Emmanuel Combe a publié le 21 Mai 2024 une tribune dans Les Échos sur le protectionnisme douanier.
Protectionnisme douanier : vraiment une bonne idée ?
L’Union Européenne s’est donnée comme objectif prioritaire de développer une véritable « autonomie stratégique », visant à réduire nos dépendances à l’importation, à rattraper nos retards dans des secteurs jugés stratégiques et à préparer les ruptures technologiques de demain. Sans remettre en cause un objectif aussi légitime qu’ambitieux, on peut s’interroger sur les instruments mobilisés pour y parvenir. A cet égard, le recours au protectionnisme douanier, à l’image de la procédure anti-dumping actuellement en cours à l’encontre des voitures électriques chinoises, mérite que l’on s’y arrête. Est-on vraiment certain que l’imposition de droits de douane constitue la réponse la plus efficace ? On peut en douter pour au moins 5 raisons.
En premier lieu, les droits de douane vont se traduire mécaniquement par des hausses de prix en Europe : à la fin des fins, c’est toujours le client final qui paie la facture du protectionnisme, qu’il soit consommateur ou entreprise. Dans le cas de l’automobile, un protectionnisme douanier aura pour effet de faire monter le prix des voitures électriques chinoises mais aussi européennes, désormais protégées de la concurrence chinoise. Il en résultera une perte de pouvoir d’achat pour des millions d’Européens. Cet effet peut même affecter négativement la compétitivité de nos entreprises, si elles utilisent des produits importés soumis aux droits de douane.
En second lieu, les droits de douane vont nécessairement entrainer des représailles de nos partenaires commerciaux. Ainsi, si l’on impose des droits de douane sur les voitures électriques chinoises, la Chine imposera des contre-mesures, au travers de taxes douanières sur le cognac, voire l’agro-alimentaire, le luxe ou l’aéronautique. La Chine pourrait également riposter en réduisant ses exportations de métaux rares vers l’Europe, ce qui réduira notre capacité à produire demain des batteries électriques.
En troisième lieu, en réduisant la menace des importations, les droits de douane vont diminuer l’incitation à innover et les gains de productivité dans nos industries protégées. Le paradoxe du protectionnisme douanier est qu’il risque d’accroitre nos retards plutôt que de les combler. Comme l’écrivait si justement Jean Jaurès il y a plus d’un siècle, les barrières douanières ne constituent qu’un « abri provisoire », qui « isolent plus qu’elles ne protègent ».

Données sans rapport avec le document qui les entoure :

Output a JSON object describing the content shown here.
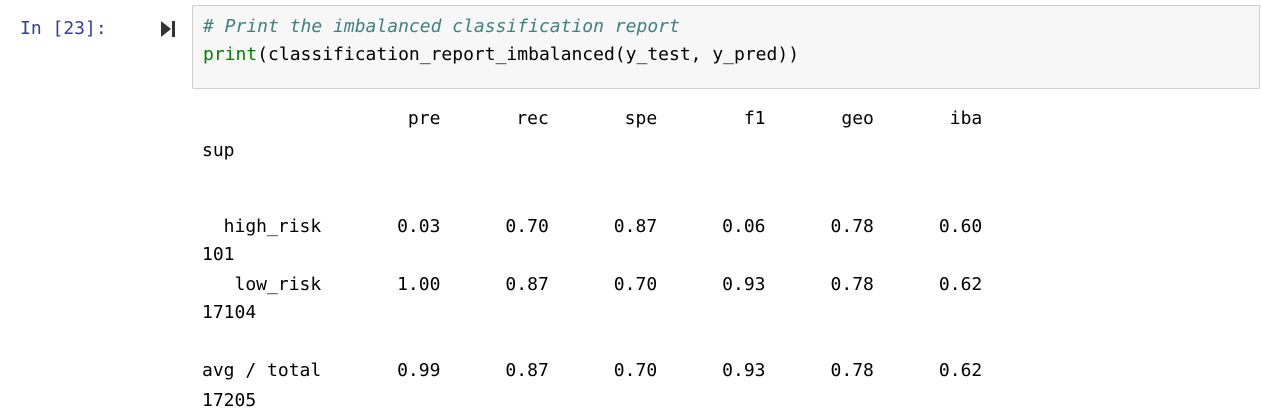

En quatrième lieu, les représailles de nos partenaires vont réduire la taille des marchés à l’exportation, ce qui aura un effet négatif en termes d’économies d’échelle et un effet désincitatif sur nos entreprises exportatrices, comme l’ont montré les travaux empiriques d’Aghion et Melitz. Le protectionnisme va paradoxalement réduire ce qui fait l’une des forces de l’Europe : sa capacité à exporter. N’oublions pas en effet que l’Europe affichait en 2023 un excédent commercial avec le reste du monde de … 38 milliards d’euros.
En dernier lieu, le protectionnisme douanier sera facilement contourné par les entreprises exportatrices, au travers d’une stratégie de « tarif jumping ». Le contournement pourra être indirect, via un pays tiers, ou direct, l’exportateur venant s’implanter dans le pays protégé. Ainsi, l’entreprise chinoise BYD a annoncé l’implantation d’un premier site de production de voitures électriques en Hongrie en 2025. L’effet des droits de douane sur la reconquête industrielle risque alors d’être des plus limités : les Européens achèteront à la fin des voitures chinoises … assemblées en Europe.
Est-ce à dire qu’il ne faut rien faire pour réduire nos dépendances, aider notre industrie à rattraper ses retards et préparer les innovations de demain ? A l’ évidence non. Mais une chose est certaine : le protectionnisme douanier n’est pas une solution efficace.